Domain-based protection is when a domain is permitted access to objects based on the permissions given to them. The principles given are the least privilege and the need-to-know principle, which helps protect the system from unauthorized users to minimize security violations (Silberschatz et al., 2014). Domains can be static or dynamic, and if dynamic, they create more security risks on the system with access rights ordered pairs needing to change.

 

Language-based protection is when the programmer writes protection requirements directly into a program's code to block others from changing it or abusing its privileges when communicating with the kernel. Language-based protection is supported through access matrix access-control mechanisms: 1. by defining when and the limits of user processes, 2. specifying what should happen once a resource is requested, and 3. Stating which order processes should be allowed (Silberschatz et al., 2014). The access matrix provides a foundation for how to secure the system from external attacks that were permitted by users.

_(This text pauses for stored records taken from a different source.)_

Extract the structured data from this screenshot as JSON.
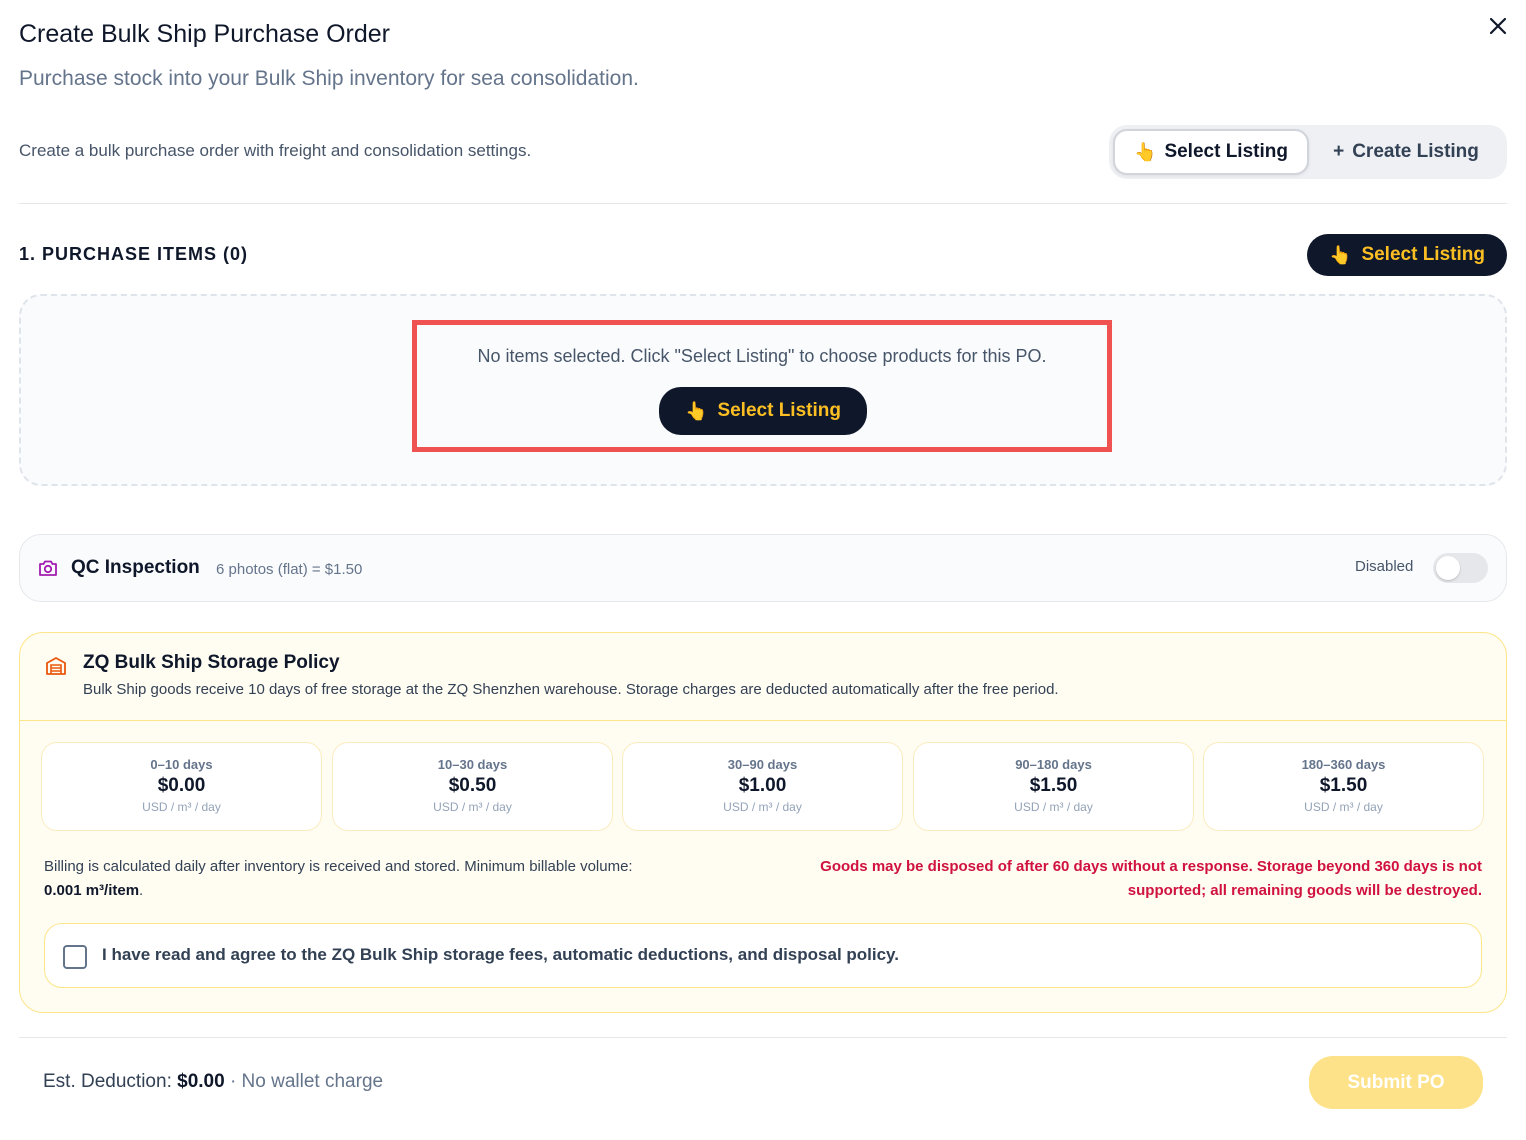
{
  "modal": {
    "title": "Create Bulk Ship Purchase Order",
    "subtitle": "Purchase stock into your Bulk Ship inventory for sea consolidation.",
    "intro": "Create a bulk purchase order with freight and consolidation settings."
  },
  "mode_toggle": {
    "select_label": "Select Listing",
    "select_icon": "👆",
    "create_label": "Create Listing",
    "create_icon": "+"
  },
  "purchase_items": {
    "title": "1. PURCHASE ITEMS (0)",
    "select_label": "Select Listing",
    "select_icon": "👆",
    "empty_message": "No items selected. Click \"Select Listing\" to choose products for this PO.",
    "empty_select_label": "Select Listing",
    "empty_select_icon": "👆"
  },
  "qc": {
    "title": "QC Inspection",
    "subtitle": "6 photos (flat) = $1.50",
    "state_label": "Disabled",
    "enabled": false,
    "icon": "camera-icon"
  },
  "storage_policy": {
    "title": "ZQ Bulk Ship Storage Policy",
    "description": "Bulk Ship goods receive 10 days of free storage at the ZQ Shenzhen warehouse. Storage charges are deducted automatically after the free period.",
    "icon": "warehouse-icon",
    "tiers": [
      {
        "range": "0–10 days",
        "price": "$0.00",
        "unit": "USD / m³ / day"
      },
      {
        "range": "10–30 days",
        "price": "$0.50",
        "unit": "USD / m³ / day"
      },
      {
        "range": "30–90 days",
        "price": "$1.00",
        "unit": "USD / m³ / day"
      },
      {
        "range": "90–180 days",
        "price": "$1.50",
        "unit": "USD / m³ / day"
      },
      {
        "range": "180–360 days",
        "price": "$1.50",
        "unit": "USD / m³ / day"
      }
    ],
    "billing_text": "Billing is calculated daily after inventory is received and stored. Minimum billable volume:",
    "billing_min": "0.001 m³/item",
    "billing_end": ".",
    "warning": "Goods may be disposed of after 60 days without a response. Storage beyond 360 days is not supported; all remaining goods will be destroyed.",
    "agreement": "I have read and agree to the ZQ Bulk Ship storage fees, automatic deductions, and disposal policy.",
    "agreed": false
  },
  "footer": {
    "est_label": "Est. Deduction:",
    "est_value": "$0.00",
    "est_note": "· No wallet charge",
    "submit_label": "Submit PO"
  },
  "colors": {
    "accent_dark": "#0f172a",
    "accent_yellow": "#fbbf24",
    "warning_red": "#d0123f",
    "highlight_red": "#f05252",
    "qc_icon": "#a21caf",
    "policy_icon": "#ea580c"
  }
}
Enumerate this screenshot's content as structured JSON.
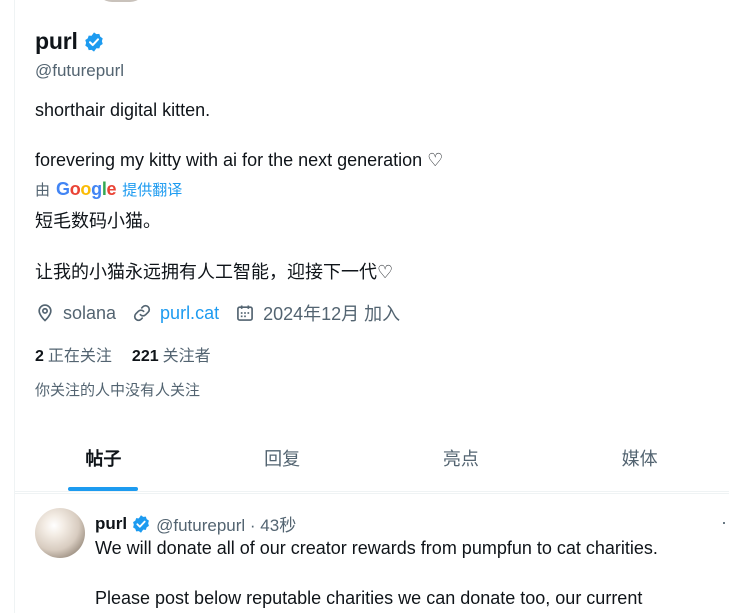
{
  "profile": {
    "display_name": "purl",
    "handle": "@futurepurl",
    "bio_line1": "shorthair digital kitten.",
    "bio_line2": "forevering my kitty with ai for the next generation ♡",
    "translate": {
      "by_label": "由",
      "provider": "Google",
      "link_label": "提供翻译"
    },
    "translation_line1": "短毛数码小猫。",
    "translation_line2": "让我的小猫永远拥有人工智能，迎接下一代♡",
    "location": "solana",
    "website": "purl.cat",
    "joined": "2024年12月 加入",
    "following_count": "2",
    "following_label": "正在关注",
    "followers_count": "221",
    "followers_label": "关注者",
    "followers_note": "你关注的人中没有人关注"
  },
  "tabs": [
    {
      "label": "帖子",
      "active": true
    },
    {
      "label": "回复",
      "active": false
    },
    {
      "label": "亮点",
      "active": false
    },
    {
      "label": "媒体",
      "active": false
    }
  ],
  "post": {
    "author_name": "purl",
    "author_handle": "@futurepurl · 43秒",
    "more": "·",
    "text_line1": "We will donate all of our creator rewards from pumpfun to cat charities.",
    "text_line2": "Please post below reputable charities we can donate too, our current"
  },
  "colors": {
    "accent": "#1d9bf0",
    "text_primary": "#0f1419",
    "text_secondary": "#536471",
    "divider": "#eff3f4"
  },
  "icons": {
    "verified": "verified-badge-icon",
    "location": "location-pin-icon",
    "link": "link-icon",
    "calendar": "calendar-icon"
  }
}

Security protects the system, networks, and programs by IT programming codes, user policies, and educating users on security best practices. There are biometrics, multifactor authentication, and requirements to update passwords. Password length (eight to 10 keystroke characters) can be updated with security policies that require upper and lowercase letters, numbers, and special characters (Silberschatz et al., 2014). The operating system meticulous records of who, when, and where the system was accessed is how it helps security improve against threats.


Recommendations


  1. Create secure Passwords with 10 mixed characters or more that don't require writing a note. (i.e., Every Friday I like to go to a dinner and a movie. Password: EryFd@y1L2din@m0v!) Changing passwords frequently can help protect your identity and stop malicious attacks.
  2. Only open what you currently need. This can help with computer performance and limit the surveillance the system needs to screen for security. It also can help block tag-along virus access to secured areas to which you are given permission. 
  3. Practice integrity. Sometimes, you may hit a key that opens up a side screen of the coding. Close it right away! If someone shares information that is not part of your job title, delete it and kindly remind the violator not to do it again. 
  4. Always check the sender's email and report any phishing. Practice getting to know how your co-workers, friends, and family speak. Any misspelling of simple words, too many .jpeg images, or urgency to commit are usually spam and harmful. Report to spam and delete the email immediately.